April Flowers for redOrbit.com – Your Universe Online
Some meteorites found on Earth contain strikingly beautiful, translucent, olive-green crystals embedded in an iron-nickel matrix. These “space gems,” called pallasites, are only found in a tiny fraction of the total number of meteorites, but they have fascinated scientists since they were first identified as originating in outer space more than 200 years ago.
A new study, published in the journal Science and led by John Tarduno at the University of Rochester, reveals the origins of these space gems are more dramatic than originally thought. A team of geophysicists used a carbon dioxide laser, a magnetic field, and a sophisticated recording device to show that the pallasites were likely formed when a smaller asteroid crashed into a planet-like body approximately 30 times smaller than Earth. This impact resulted in a mix of material that make up the distinctive meteorites.

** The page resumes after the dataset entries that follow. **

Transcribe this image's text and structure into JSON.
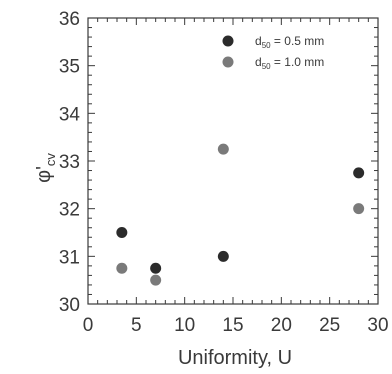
{
  "chart_data": {
    "type": "scatter",
    "xlabel": "Uniformity, U",
    "ylabel": "φ'",
    "ylabel_sub": "cv",
    "xlim": [
      0,
      30
    ],
    "ylim": [
      30,
      36
    ],
    "xticks": [
      0,
      5,
      10,
      15,
      20,
      25,
      30
    ],
    "yticks": [
      30,
      31,
      32,
      33,
      34,
      35,
      36
    ],
    "grid": false,
    "legend_position": "top-right",
    "series": [
      {
        "name": "d50 = 0.5 mm",
        "legend_main": "d",
        "legend_sub": "50",
        "legend_rest": " = 0.5 mm",
        "color": "#2b2b2b",
        "points": [
          {
            "x": 3.5,
            "y": 31.5
          },
          {
            "x": 7.0,
            "y": 30.75
          },
          {
            "x": 14.0,
            "y": 31.0
          },
          {
            "x": 28.0,
            "y": 32.75
          }
        ]
      },
      {
        "name": "d50 = 1.0 mm",
        "legend_main": "d",
        "legend_sub": "50",
        "legend_rest": " = 1.0 mm",
        "color": "#7a7a7a",
        "points": [
          {
            "x": 3.5,
            "y": 30.75
          },
          {
            "x": 7.0,
            "y": 30.5
          },
          {
            "x": 14.0,
            "y": 33.25
          },
          {
            "x": 28.0,
            "y": 32.0
          }
        ]
      }
    ]
  }
}
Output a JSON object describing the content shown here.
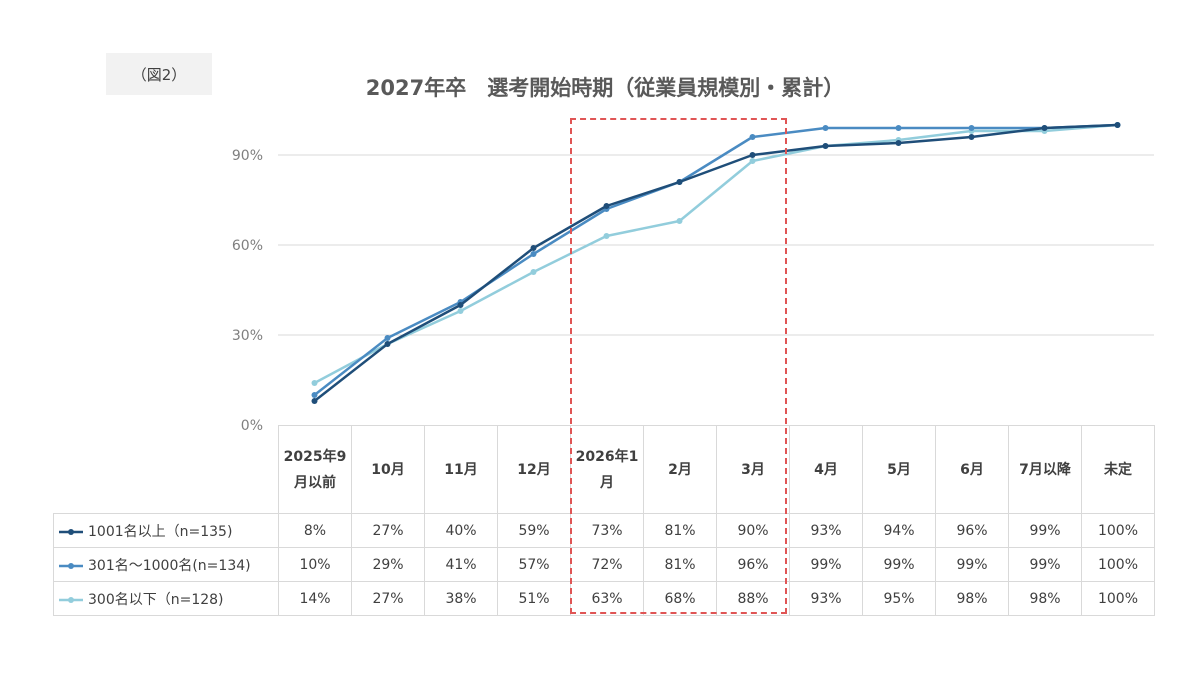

“The findings by John Tarduno and his team turn the original pallasite formation model on its head,” said Joshua Feinberg, assistant professor of earth sciences at the University of Minnesota. “Their analysis of the pallasites has helped to significantly redefine our understanding of how these objects formed during the early history of our solar system.”
The composition of pallasites — iron-nickel and the translucent, gem-like mineral olivine — leads many scientists to assume they were formed where those two materials typically come together – at the boundary of the iron core and rocky mantle in an asteroid or other planetary body. The team has discovered that tiny metal grains in the olivine were magnetized in a common direction. This revelation led the scientists to conclude that the pallasites must have been formed much farther from the core.
“We think the iron-nickel in the pallasites came from a collision with an asteroid,” said research team member Francis Nimmo, professor of earth and planetary sciences at the University of California Santa Cruz. “Molten iron from the core of the smaller asteroid was injected into the mantle of the larger body, creating the textures we see in the pallasites.”
“Previous thinking had been that iron was squeezed up from the core into olivine in the mantle,” said Tarduno. “The magnetic grains in the olivine showed that was not the case.”
For the metal grains in the olivine to become magnetized a churning, molten iron core is required to create a magnetic field. Temperatures at the core-mantle boundary — which reach approximately 930 Celsius — are too hot for that field to form, meaning that the pallasites must have formed at relatively shallow depths in the rocky mantle where temperatures were much cooler.
The scientists were able to heat the metal grains past their individual Curie temperatures–the point at which a metal loses its magnetization by using a carbon dioxide laser. A highly sensitive measuring instrument called a SQUID (superconducting quantum interference device) was used to record the values as the grains were cooled in the presence of a magnetic field in order to become re-magnetized. The team was able to calculate the strength of the original magnetic field and determine the rate of cooling using prior published work on metal microstructures.
“The larger the parent body was, the longer it would have taken for the samples to cool,” said Nimmo. “Our measurements, combined with a computer model we developed, told us that the parent body had a radius of about 200 km–some 30 times smaller than earth.”
The measurements helped the scientists to classify the parent body of the pallasites as a protoplanet — a small celestial object with the potential of developing into a planet.
The study also clears up questions about the possibility of protoplanets having dynamo activity – a rotating, liquid iron core that can create a magnetic field.
“Our magnetic data join mounting evidence from meteorites that small bodies can, indeed, have dynamo action,” said Tarduno.